About this time I happened to remove to a different quarter of the metropolis, and lost sight of him for more than a year. One morning, expecting a letter of some importance, I waited for the postman before walking to business. What was my astonishment on responding personally to his convulsive "b'bang," to recognize under the gold-banded hat and red-collared coat of that peripatetic official the gentlemanly figure and features of my old schoolfellow Griffith Maclean!
"What! Griff?" I exclaimed: "is it possible?—can this be you?"
"Well," said he, "I am inclined to think it is. You see, old fellow, a man must do something or starve. This is all I could get out of that shabby fellow T—— and I should not have got this had I not well worried him. He knows I have no longer a vote for the county. However, I shan't wear this livery long: there are good berths enough in the post-office. If they don't pretty soon give me something fit for a gentleman to do, I shall take myself off as soon as any thing better offers.
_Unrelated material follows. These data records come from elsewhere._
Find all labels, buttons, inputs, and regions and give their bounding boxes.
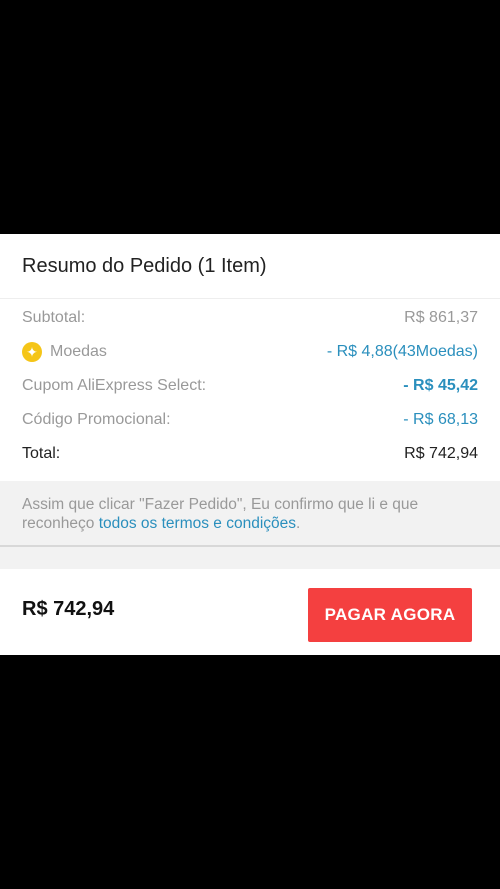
coins-value: - R$ 4,88(43Moedas) [326,343,478,360]
subtotal-label: Subtotal: [22,309,86,326]
promo-code-value: - R$ 68,13 [403,411,478,428]
subtotal-row: Subtotal: R$ 861,37 [22,301,478,335]
promo-code-row: Código Promocional: - R$ 68,13 [22,403,478,437]
promo-code-label: Código Promocional: [22,411,171,428]
coupon-row: Cupom AliExpress Select: - R$ 45,42 [22,369,478,403]
coupon-label: Cupom AliExpress Select: [22,377,207,394]
total-label: Total: [22,445,61,462]
terms-suffix: . [296,515,301,532]
section-gap [0,547,500,569]
pay-now-button[interactable]: PAGAR AGORA [308,588,472,642]
coin-icon: ✦ [22,342,42,362]
subtotal-value: R$ 861,37 [404,309,478,326]
screen: Resumo do Pedido (1 Item) Subtotal: R$ 8… [0,0,500,889]
coins-label: Moedas [50,343,107,360]
terms-notice: Assim que clicar "Fazer Pedido", Eu conf… [0,481,500,547]
terms-link[interactable]: todos os termos e condições [99,515,296,532]
checkout-footer: R$ 742,94 PAGAR AGORA [0,569,500,655]
total-value: R$ 742,94 [404,445,478,462]
coupon-value: - R$ 45,42 [403,377,478,394]
total-row: Total: R$ 742,94 [22,437,478,471]
order-summary-title: Resumo do Pedido (1 Item) [0,234,500,299]
order-summary-sheet: Resumo do Pedido (1 Item) Subtotal: R$ 8… [0,234,500,655]
footer-total-amount: R$ 742,94 [22,598,115,620]
coins-label-group: ✦ Moedas [22,342,107,362]
summary-list: Subtotal: R$ 861,37 ✦ Moedas - R$ 4,88(4… [0,301,500,471]
coins-row: ✦ Moedas - R$ 4,88(43Moedas) [22,335,478,369]
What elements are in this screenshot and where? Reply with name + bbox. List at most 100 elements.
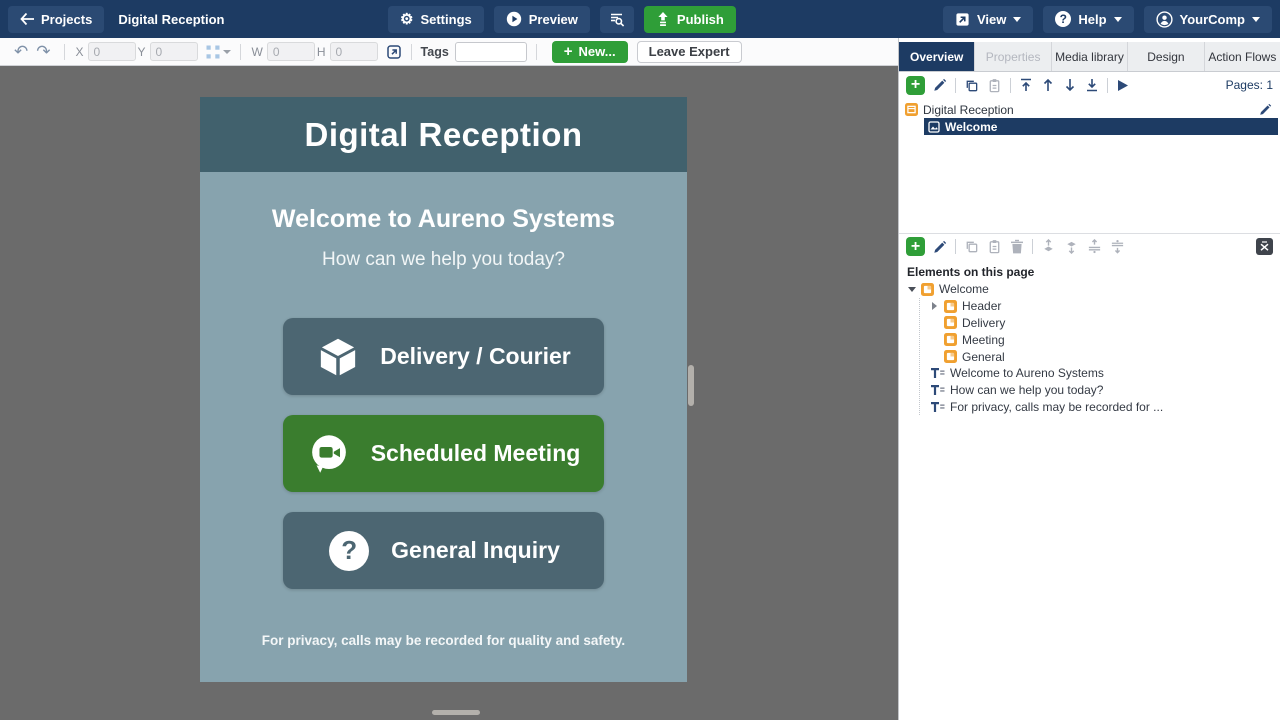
collapse-icon[interactable]: [907, 287, 916, 292]
undo-button[interactable]: ↶: [10, 43, 32, 60]
add-element-button[interactable]: +: [906, 237, 925, 256]
tree-item-text-welcome[interactable]: Welcome to Aureno Systems: [930, 365, 1280, 382]
move-page-to-bottom-button[interactable]: [1085, 78, 1099, 92]
delivery-courier-label: Delivery / Courier: [380, 343, 570, 370]
chevron-down-icon: [1013, 17, 1021, 22]
chevron-down-icon: [223, 50, 231, 54]
expand-icon[interactable]: [930, 302, 939, 310]
pencil-icon: [1259, 103, 1272, 116]
x-input[interactable]: [88, 42, 136, 61]
help-label: Help: [1078, 12, 1106, 27]
copy-element-button[interactable]: [964, 239, 979, 254]
scheduled-meeting-label: Scheduled Meeting: [371, 440, 581, 467]
view-label: View: [977, 12, 1006, 27]
move-page-to-top-button[interactable]: [1019, 78, 1033, 92]
preview-button[interactable]: Preview: [494, 6, 590, 33]
mockup-footer-note[interactable]: For privacy, calls may be recorded for q…: [200, 633, 687, 648]
pencil-icon: [933, 240, 947, 254]
play-page-button[interactable]: [1116, 79, 1129, 92]
height-input[interactable]: [330, 42, 378, 61]
delivery-courier-button[interactable]: Delivery / Courier: [283, 318, 604, 395]
page-thumbnail-icon: [928, 121, 940, 133]
tree-item-text-privacy[interactable]: For privacy, calls may be recorded for .…: [930, 399, 1280, 416]
settings-label: Settings: [420, 12, 471, 27]
account-label: YourComp: [1180, 12, 1245, 27]
tree-item-label: Header: [962, 299, 1001, 313]
tree-item-delivery[interactable]: Delivery: [930, 315, 1280, 332]
tree-item-general[interactable]: General: [930, 348, 1280, 365]
edit-element-button[interactable]: [933, 240, 947, 254]
send-backward-button[interactable]: [1110, 239, 1125, 254]
view-window-icon: [955, 12, 970, 27]
account-dropdown[interactable]: YourComp: [1144, 6, 1272, 33]
design-canvas[interactable]: Digital Reception Welcome to Aureno Syst…: [0, 66, 898, 720]
leave-expert-button[interactable]: Leave Expert: [637, 41, 742, 63]
view-dropdown[interactable]: View: [943, 6, 1033, 33]
arrow-to-top-icon: [1019, 78, 1033, 92]
delete-element-button[interactable]: [1010, 239, 1024, 254]
tree-item-welcome[interactable]: Welcome: [907, 281, 1280, 298]
bring-forward-button[interactable]: [1087, 239, 1102, 254]
new-element-button[interactable]: + New...: [552, 41, 628, 63]
paste-icon: [987, 78, 1002, 93]
trash-icon: [1010, 239, 1024, 254]
redo-button[interactable]: ↷: [32, 43, 54, 60]
tab-action-flows[interactable]: Action Flows: [1205, 42, 1280, 71]
add-page-button[interactable]: +: [906, 76, 925, 95]
tags-input[interactable]: [455, 42, 527, 62]
question-icon: ?: [327, 529, 371, 573]
chevron-down-icon: [1114, 17, 1122, 22]
help-icon: ?: [1055, 11, 1071, 27]
mockup-header[interactable]: Digital Reception: [200, 97, 687, 172]
scheduled-meeting-button[interactable]: Scheduled Meeting: [283, 415, 604, 492]
copy-page-button[interactable]: [964, 78, 979, 93]
send-backward-icon: [1110, 239, 1125, 254]
width-input[interactable]: [267, 42, 315, 61]
tab-properties[interactable]: Properties: [975, 42, 1051, 71]
settings-button[interactable]: ⚙ Settings: [388, 6, 484, 33]
variables-button[interactable]: [1256, 238, 1273, 255]
elements-toolbar: +: [899, 233, 1280, 259]
page-row-welcome[interactable]: Welcome: [924, 118, 1278, 135]
activity-log-button[interactable]: [600, 6, 634, 33]
page-mockup[interactable]: Digital Reception Welcome to Aureno Syst…: [200, 97, 687, 682]
paste-page-button[interactable]: [987, 78, 1002, 93]
fullscreen-element-button[interactable]: [386, 44, 402, 60]
paste-element-button[interactable]: [987, 239, 1002, 254]
tab-design[interactable]: Design: [1128, 42, 1204, 71]
mockup-subheading[interactable]: How can we help you today?: [200, 249, 687, 271]
tree-item-label: General: [962, 350, 1005, 364]
tree-item-text-help[interactable]: How can we help you today?: [930, 382, 1280, 399]
tree-item-meeting[interactable]: Meeting: [930, 331, 1280, 348]
tree-item-header[interactable]: Header: [930, 298, 1280, 315]
tab-media-library[interactable]: Media library: [1052, 42, 1128, 71]
copy-icon: [964, 239, 979, 254]
play-icon: [1116, 79, 1129, 92]
tree-item-label: Delivery: [962, 316, 1005, 330]
send-to-back-button[interactable]: [1064, 239, 1079, 254]
project-tree-row[interactable]: Digital Reception: [905, 101, 1278, 118]
tags-label: Tags: [421, 45, 449, 59]
group-icon: [944, 350, 957, 363]
vertical-scrollbar[interactable]: [688, 365, 694, 406]
move-page-down-button[interactable]: [1063, 78, 1077, 92]
edit-page-button[interactable]: [933, 78, 947, 92]
horizontal-scrollbar[interactable]: [432, 710, 480, 715]
bring-to-front-button[interactable]: [1041, 239, 1056, 254]
anchor-selector[interactable]: [206, 45, 231, 59]
publish-upload-icon: [656, 12, 670, 27]
general-inquiry-button[interactable]: ? General Inquiry: [283, 512, 604, 589]
help-dropdown[interactable]: ? Help: [1043, 6, 1133, 33]
mockup-welcome-heading[interactable]: Welcome to Aureno Systems: [200, 205, 687, 234]
tree-item-label: How can we help you today?: [950, 383, 1103, 397]
video-chat-icon: [307, 432, 351, 476]
edit-project-name-button[interactable]: [1259, 103, 1272, 116]
pages-count: Pages: 1: [1226, 78, 1273, 92]
publish-button[interactable]: Publish: [644, 6, 736, 33]
tab-overview[interactable]: Overview: [899, 42, 975, 71]
move-page-up-button[interactable]: [1041, 78, 1055, 92]
y-input[interactable]: [150, 42, 198, 61]
text-element-icon: [930, 367, 945, 379]
group-icon: [921, 283, 934, 296]
back-to-projects-button[interactable]: Projects: [8, 6, 104, 33]
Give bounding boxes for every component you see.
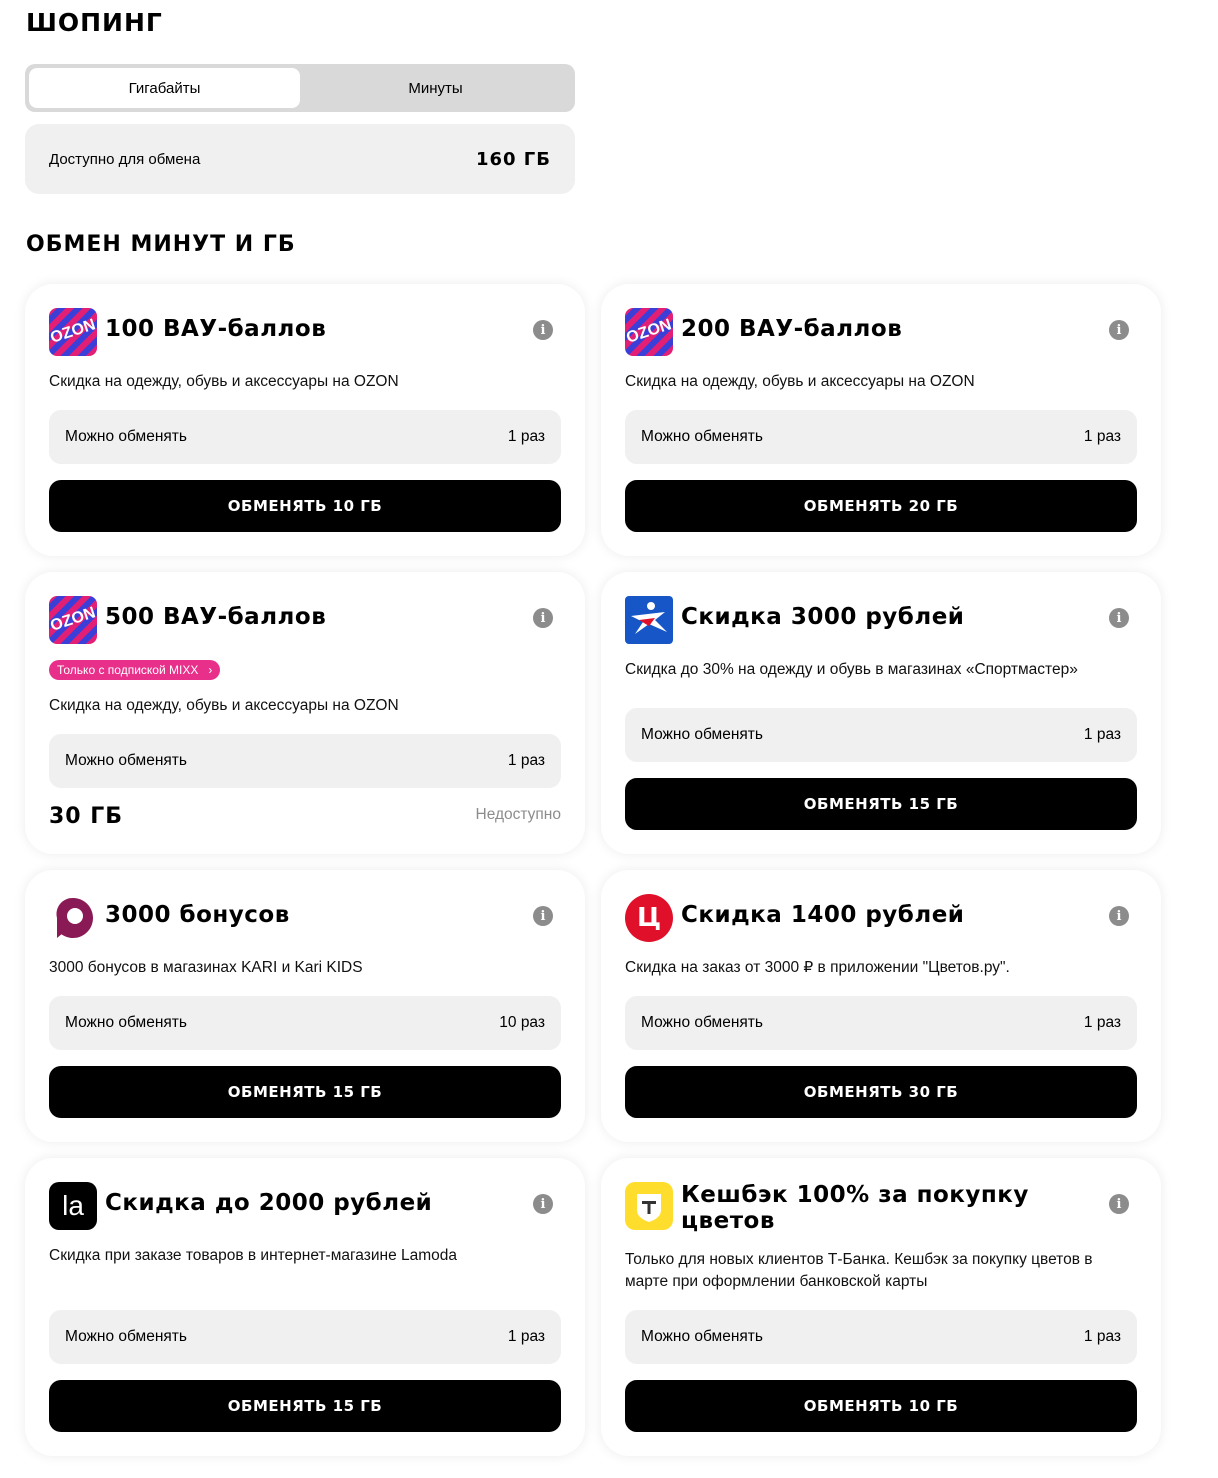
exchange-button[interactable]: ОБМЕНЯТЬ 15 ГБ — [49, 1066, 561, 1118]
info-icon[interactable]: i — [1109, 906, 1129, 926]
offer-description: Скидка при заказе товаров в интернет-маг… — [49, 1247, 458, 1264]
info-icon[interactable]: i — [533, 608, 553, 628]
available-balance: Доступно для обмена 160 ГБ — [25, 124, 575, 194]
offer-description: Скидка до 30% на одежду и обувь в магази… — [625, 661, 1078, 678]
info-icon[interactable]: i — [1109, 1194, 1129, 1214]
offer-title: Скидка 3000 рублей — [681, 604, 965, 630]
offer-description: Скидка на одежду, обувь и аксессуары на … — [49, 373, 399, 390]
exchange-count: Можно обменять 1 раз — [625, 996, 1137, 1050]
offer-price: 30 ГБ — [49, 804, 124, 829]
offer-card: Ц Скидка 1400 рублей i Скидка на заказ о… — [601, 870, 1161, 1142]
ozon-logo-icon: OZON — [49, 308, 97, 356]
exchange-button[interactable]: ОБМЕНЯТЬ 15 ГБ — [625, 778, 1137, 830]
exchange-button[interactable]: ОБМЕНЯТЬ 10 ГБ — [625, 1380, 1137, 1432]
count-value: 1 раз — [507, 752, 545, 769]
available-value: 160 ГБ — [475, 148, 551, 170]
ozon-logo-icon: OZON — [625, 308, 673, 356]
cvetov-logo-icon: Ц — [625, 894, 673, 942]
exchange-count: Можно обменять 1 раз — [625, 410, 1137, 464]
count-label: Можно обменять — [641, 1014, 763, 1031]
exchange-button[interactable]: ОБМЕНЯТЬ 30 ГБ — [625, 1066, 1137, 1118]
offer-title: 200 ВАУ-баллов — [681, 316, 903, 342]
info-icon[interactable]: i — [1109, 320, 1129, 340]
count-label: Можно обменять — [641, 726, 763, 743]
count-label: Можно обменять — [641, 428, 763, 445]
exchange-count: Можно обменять 1 раз — [49, 1310, 561, 1364]
available-label: Доступно для обмена — [49, 150, 201, 168]
count-value: 1 раз — [1083, 428, 1121, 445]
info-icon[interactable]: i — [533, 906, 553, 926]
offer-card: OZON 500 ВАУ-баллов i Только с подпиской… — [25, 572, 585, 854]
count-value: 1 раз — [1083, 726, 1121, 743]
info-icon[interactable]: i — [533, 1194, 553, 1214]
exchange-count: Можно обменять 1 раз — [625, 1310, 1137, 1364]
subscription-badge[interactable]: Только с подпиской MIXX › — [49, 660, 221, 680]
exchange-count: Можно обменять 10 раз — [49, 996, 561, 1050]
offer-title: 500 ВАУ-баллов — [105, 604, 327, 630]
offer-card: OZON 100 ВАУ-баллов i Скидка на одежду, … — [25, 284, 585, 556]
unavailable-status: Недоступно — [475, 806, 562, 823]
section-title: ОБМЕН МИНУТ И ГБ — [26, 232, 296, 257]
offer-card: 3000 бонусов i 3000 бонусов в магазинах … — [25, 870, 585, 1142]
exchange-count: Можно обменять 1 раз — [625, 708, 1137, 762]
count-label: Можно обменять — [641, 1328, 763, 1345]
lamoda-logo-icon: la — [49, 1182, 97, 1230]
count-value: 1 раз — [1083, 1328, 1121, 1345]
offer-card: Кешбэк 100% за покупку цветов i Только д… — [601, 1158, 1161, 1456]
offer-description: 3000 бонусов в магазинах KARI и Kari KID… — [49, 959, 363, 976]
offer-title: Скидка до 2000 рублей — [105, 1190, 433, 1216]
count-label: Можно обменять — [65, 428, 187, 445]
offer-title: Кешбэк 100% за покупку цветов — [681, 1182, 1029, 1234]
count-label: Можно обменять — [65, 752, 187, 769]
count-value: 1 раз — [1083, 1014, 1121, 1031]
exchange-button[interactable]: ОБМЕНЯТЬ 10 ГБ — [49, 480, 561, 532]
kari-logo-icon — [49, 894, 97, 942]
chevron-right-icon: › — [208, 663, 213, 677]
offer-title: 100 ВАУ-баллов — [105, 316, 327, 342]
count-value: 1 раз — [507, 428, 545, 445]
info-icon[interactable]: i — [533, 320, 553, 340]
exchange-button[interactable]: ОБМЕНЯТЬ 20 ГБ — [625, 480, 1137, 532]
count-label: Можно обменять — [65, 1328, 187, 1345]
ozon-logo-icon: OZON — [49, 596, 97, 644]
badge-label: Только с подпиской MIXX — [57, 663, 199, 677]
offer-card: la Скидка до 2000 рублей i Скидка при за… — [25, 1158, 585, 1456]
units-switcher: Гигабайты Минуты — [25, 64, 575, 112]
offer-description: Скидка на одежду, обувь и аксессуары на … — [625, 373, 975, 390]
tab-minutes[interactable]: Минуты — [300, 68, 571, 108]
count-label: Можно обменять — [65, 1014, 187, 1031]
count-value: 10 раз — [499, 1014, 545, 1031]
exchange-count: Можно обменять 1 раз — [49, 410, 561, 464]
offer-description: Скидка на заказ от 3000 ₽ в приложении "… — [625, 959, 1010, 976]
tbank-logo-icon — [625, 1182, 673, 1230]
sportmaster-logo-icon — [625, 596, 673, 644]
offer-title: Скидка 1400 рублей — [681, 902, 965, 928]
exchange-button[interactable]: ОБМЕНЯТЬ 15 ГБ — [49, 1380, 561, 1432]
offer-description: Скидка на одежду, обувь и аксессуары на … — [49, 697, 399, 714]
offer-description: Только для новых клиентов Т-Банка. Кешбэ… — [625, 1251, 1093, 1290]
offer-card: OZON 200 ВАУ-баллов i Скидка на одежду, … — [601, 284, 1161, 556]
info-icon[interactable]: i — [1109, 608, 1129, 628]
offer-title: 3000 бонусов — [105, 902, 290, 928]
page-title: ШОПИНГ — [26, 8, 163, 37]
tab-gigabytes[interactable]: Гигабайты — [29, 68, 300, 108]
offer-card: Скидка 3000 рублей i Скидка до 30% на од… — [601, 572, 1161, 854]
exchange-count: Можно обменять 1 раз — [49, 734, 561, 788]
count-value: 1 раз — [507, 1328, 545, 1345]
But, by George? there is not much time allowed for talking: I must be off—farewell!"
Soon after this meeting the fourpenny deliveries commenced; and these were before long followed by the establishment of the universal Penny-post. This was too much for Griffith. He swore he was walked off his legs; that people did nothing upon earth but write letters; that he was jaded to death by lugging them about; that he had no intention of walking into his coffin for the charge of one penny; and, finally, that he would have no more of it. Accordingly he made application for promotion on the strength of his recommendation, was refused as a matter of course, and vacated his post for the pleasure of a week's rest, which he declared was more than it was honestly worth.